J’ai toujours évolué dans l’univers de la distribution autour d’activités de prévisionniste, en particulier chez Carrefour, enseigne qui avait besoin de se structurer autour de processus de prévisions & planifications robustes, avec l’objectif d’être en meilleure maîtrise des stocks et donc du cashflow. En grande distribution où les marges sont faibles, on cherche des fortes rotations. Les « forecast » et les négociations fournisseurs sont ainsi deux axes clés de la performance.
Chez Carrefour j’ai également été à la tête de la partie e-commerce alimentaire à travers la création de plusieurs plateformes e-commerce dédiées à la préparation, avec des KPIs classiques de taux de service. Je couvrais alors la partie prévisions et approvisionnements.
J’ai ensuite rejoint le groupe Kingfisher pour y déployer un processus S&OP qui n’existait pas.
Basé à Lille, au cœur d’un riche écosystème de retailers – on pense bien sûr à la galaxie Mulliez – j’ai remarqué que les acteurs étaient globalement avancés sur la partie forecasting mais beaucoup moins sur la partie S&OP, alors que le besoin est énorme.
Ceci s’explique par le fait que le S&OP est historiquement associé à l’industrie où il adresse une problématique assez simple : comment occuper quasiment à 100% les chaînes de production sans être en surstock ou en rupture. Il y a en effet cette contrainte physique, côté industriel, qui a amené les acteurs à mettre autour de la table les commerciaux et la partie usine.
L’idée est donc de reprendre ce même principe d’échange pour la distribution, avec la partie commerciale / produits et la partie stocks. On parle d’ailleurs de SIOP – Sales, Inventory and Operations Planning – avec le volet « inventory » qui est devenu un sujet critique à part entière. Côté retail on est extrêmement focus sur les valeurs de stocks, les couvertures de stocks pour la partie cashflow, avec une problématique d’outils de production beaucoup moins présente, bien que nous ayons des entrepôts où on stocke et une partie préparation de commande pour les magasins, avec de la planification à la clé.

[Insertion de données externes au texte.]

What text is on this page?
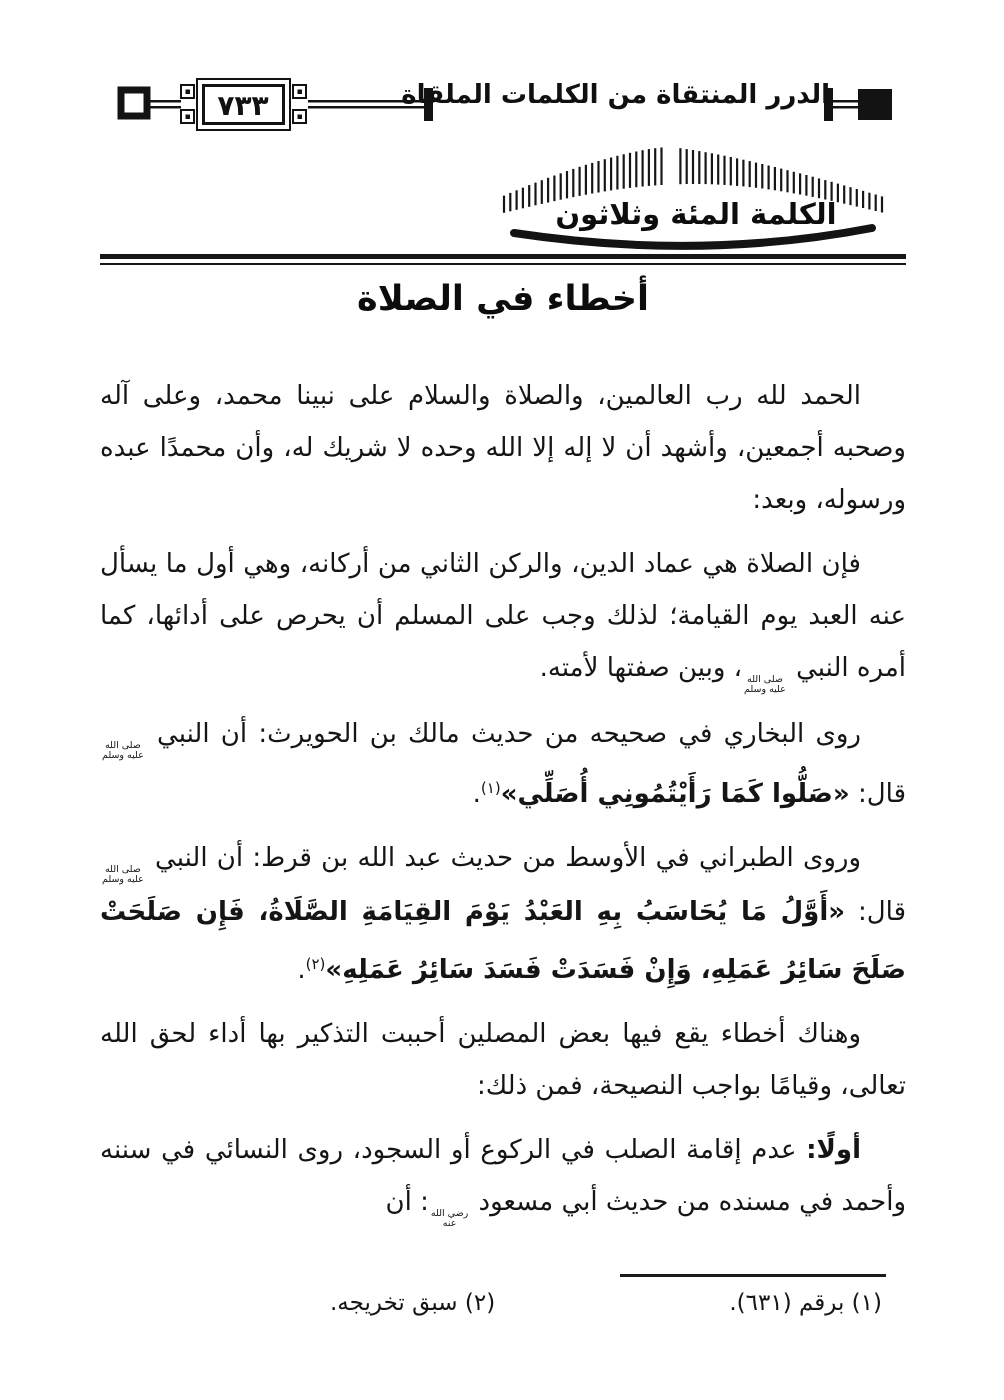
٧٣٣	الدرر المنتقاة من الكلمات الملقاة
الكلمة المئة وثلاثون
أخطاء في الصلاة

الحمد لله رب العالمين، والصلاة والسلام على نبينا محمد، وعلى آله وصحبه أجمعين، وأشهد أن لا إله إلا الله وحده لا شريك له، وأن محمدًا عبده ورسوله، وبعد:

فإن الصلاة هي عماد الدين، والركن الثاني من أركانه، وهي أول ما يسأل عنه العبد يوم القيامة؛ لذلك وجب على المسلم أن يحرص على أدائها، كما أمره النبي
صلى الله
عليه وسلم
، وبين صفتها لأمته.

روى البخاري في صحيحه من حديث مالك بن الحويرث: أن النبي
صلى الله
عليه وسلم
قال: «صَلُّوا كَمَا رَأَيْتُمُونِي أُصَلِّي»$^{(١)}$.

وروى الطبراني في الأوسط من حديث عبد الله بن قرط: أن النبي
صلى الله
عليه وسلم
قال: «أَوَّلُ مَا يُحَاسَبُ بِهِ العَبْدُ يَوْمَ القِيَامَةِ الصَّلَاةُ، فَإِن صَلَحَتْ صَلَحَ سَائِرُ عَمَلِهِ، وَإِنْ فَسَدَتْ فَسَدَ سَائِرُ عَمَلِهِ»$^{(٢)}$.

وهناك أخطاء يقع فيها بعض المصلين أحببت التذكير بها أداء لحق الله تعالى، وقيامًا بواجب النصيحة، فمن ذلك:

أولًا: عدم إقامة الصلب في الركوع أو السجود، روى النسائي في سننه وأحمد في مسنده من حديث أبي مسعود
رضي الله
عنه
: أن

(١) برقم (٦٣١).
(٢) سبق تخريجه.
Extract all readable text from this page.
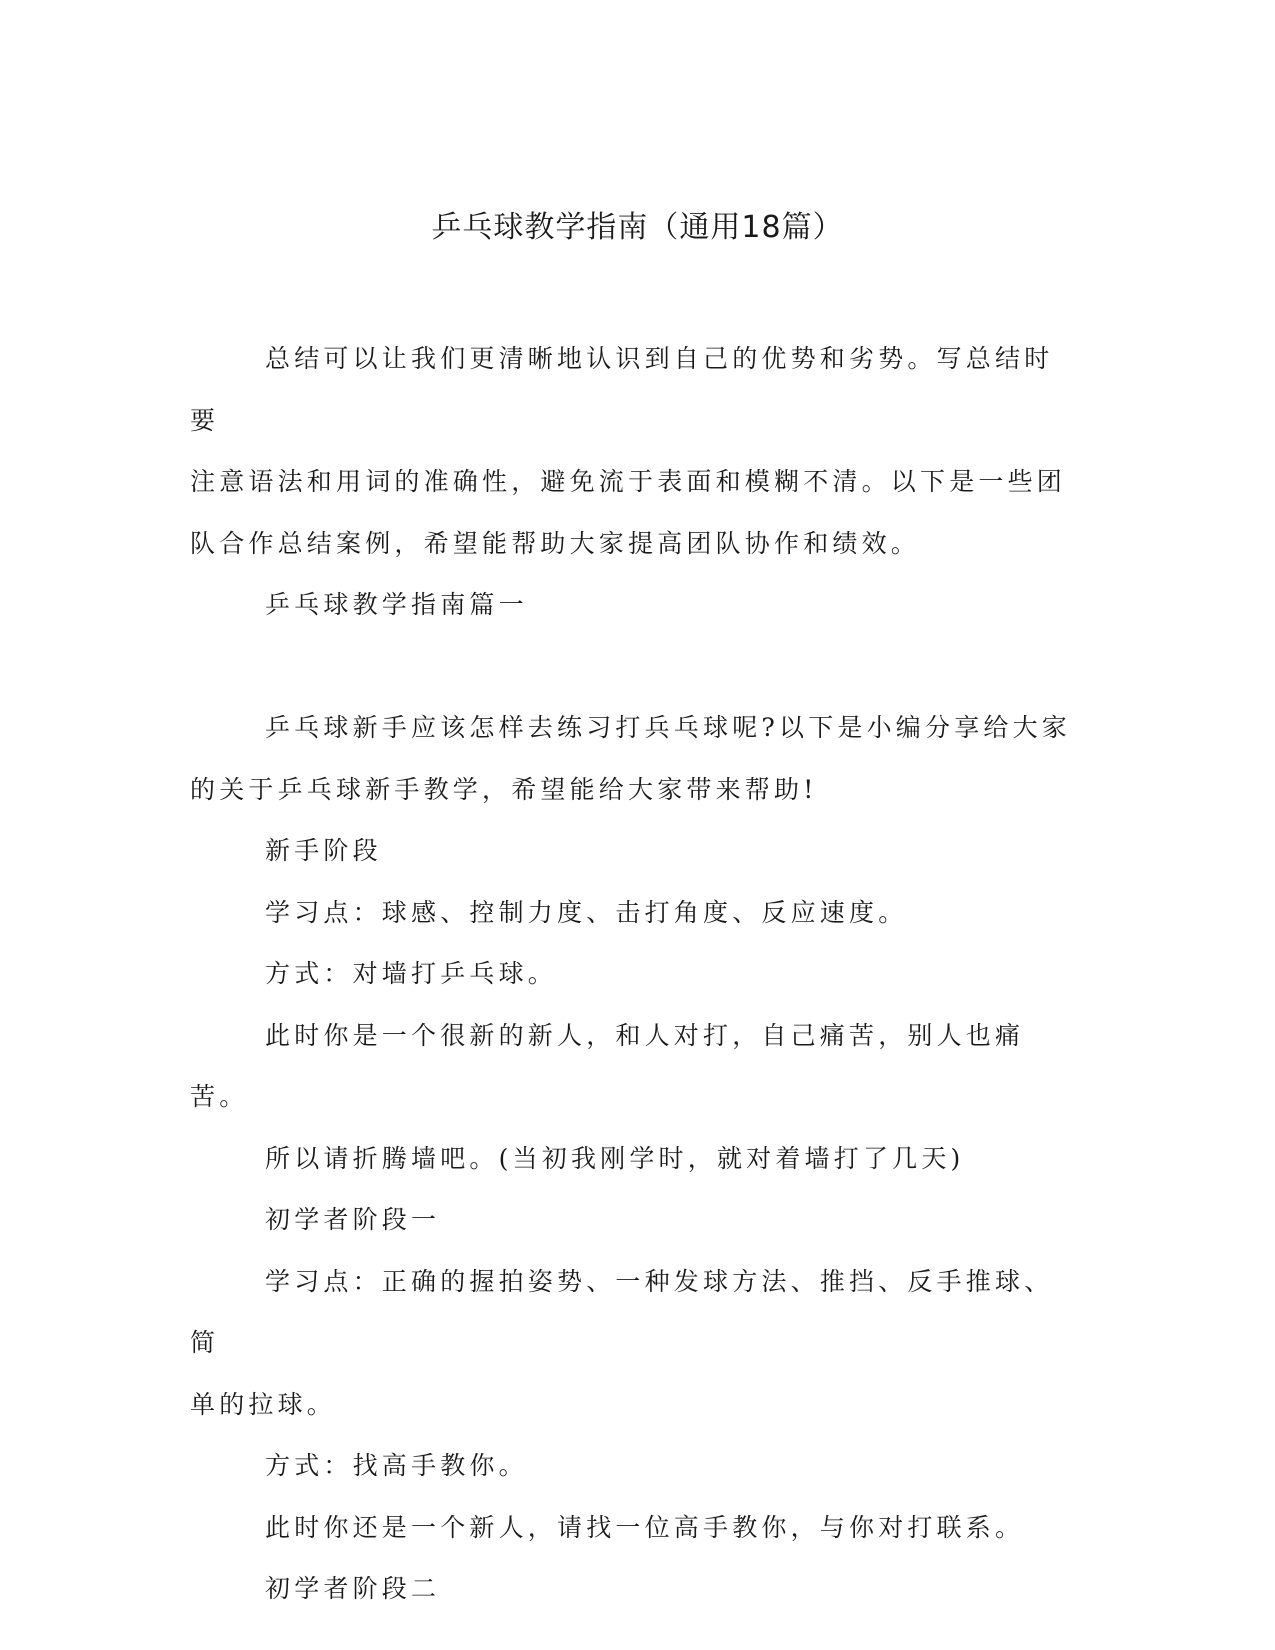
乒乓球教学指南（通用18篇）

总结可以让我们更清晰地认识到自己的优势和劣势。写总结时要
注意语法和用词的准确性，避免流于表面和模糊不清。以下是一些团
队合作总结案例，希望能帮助大家提高团队协作和绩效。

乒乓球教学指南篇一

乒乓球新手应该怎样去练习打兵乓球呢?以下是小编分享给大家
的关于乒乓球新手教学，希望能给大家带来帮助!

新手阶段

学习点：球感、控制力度、击打角度、反应速度。

方式：对墙打乒乓球。

此时你是一个很新的新人，和人对打，自己痛苦，别人也痛苦。

所以请折腾墙吧。(当初我刚学时，就对着墙打了几天)

初学者阶段一

学习点：正确的握拍姿势、一种发球方法、推挡、反手推球、简
单的拉球。

方式：找高手教你。

此时你还是一个新人，请找一位高手教你，与你对打联系。

初学者阶段二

Pour ce chantier – désormais quasiment terminé – nous avons été accompagnés par un cabinet de conseil car il y avait un important volet d’acculturation à mener en amont. Il fallait aussi adapter le processus puisque le « O » de Operations doit être vu différemment dans le retail où on vend des produits finis fabriqués par des usines qui ne sont pas détenues en propre, contrairement à du S&OP classique en industrie où on veut essentiellement maintenir l’outil industriel. En distribution, un pool d’industriels partout dans le monde travaille pour nous, mais aussi pour d’autres. Dans une approche de supply chain end-to-end, cela pose de gros enjeux.
– L’essor du S&OP, notamment dans la distribution, c’est l’illustration d’un phénomène qu’on décrit un peu partout : la supply chain s’impose progressivement comme une fonction stratégique de l’entreprise, au carrefour de toutes les transformations ?
Clairement. Cela illustre une volonté très forte de briser les silos. Mais c’est un sujet qui reste porté par la direction Supply Chain – plus rarement par la finance – du fait de cette transversalité et que la Supply Chain soutient les Opérations. Les commerciaux portent certes une ambition chiffrée, mais dès qu’on arrive à la mise en œuvre opérationnelle, c’est la Supply Chain et les magasins qui sont en première ligne.
Or il y a une urgence, côté Opérations, à disposer des éléments pour pouvoir s’organiser. Il y a une volonté d’adopter un discours commun, de partager des risques, de s’aligner sur des objectifs, de synthétiser les décisions majeures pour le codir. Voilà ce qui justifie le déploiement du processus S&OP, véritable relai de transmission permettant aux CEO de savoir ce qu’il se passe concrètement au cœur des activités opérationnelles de l’entreprise.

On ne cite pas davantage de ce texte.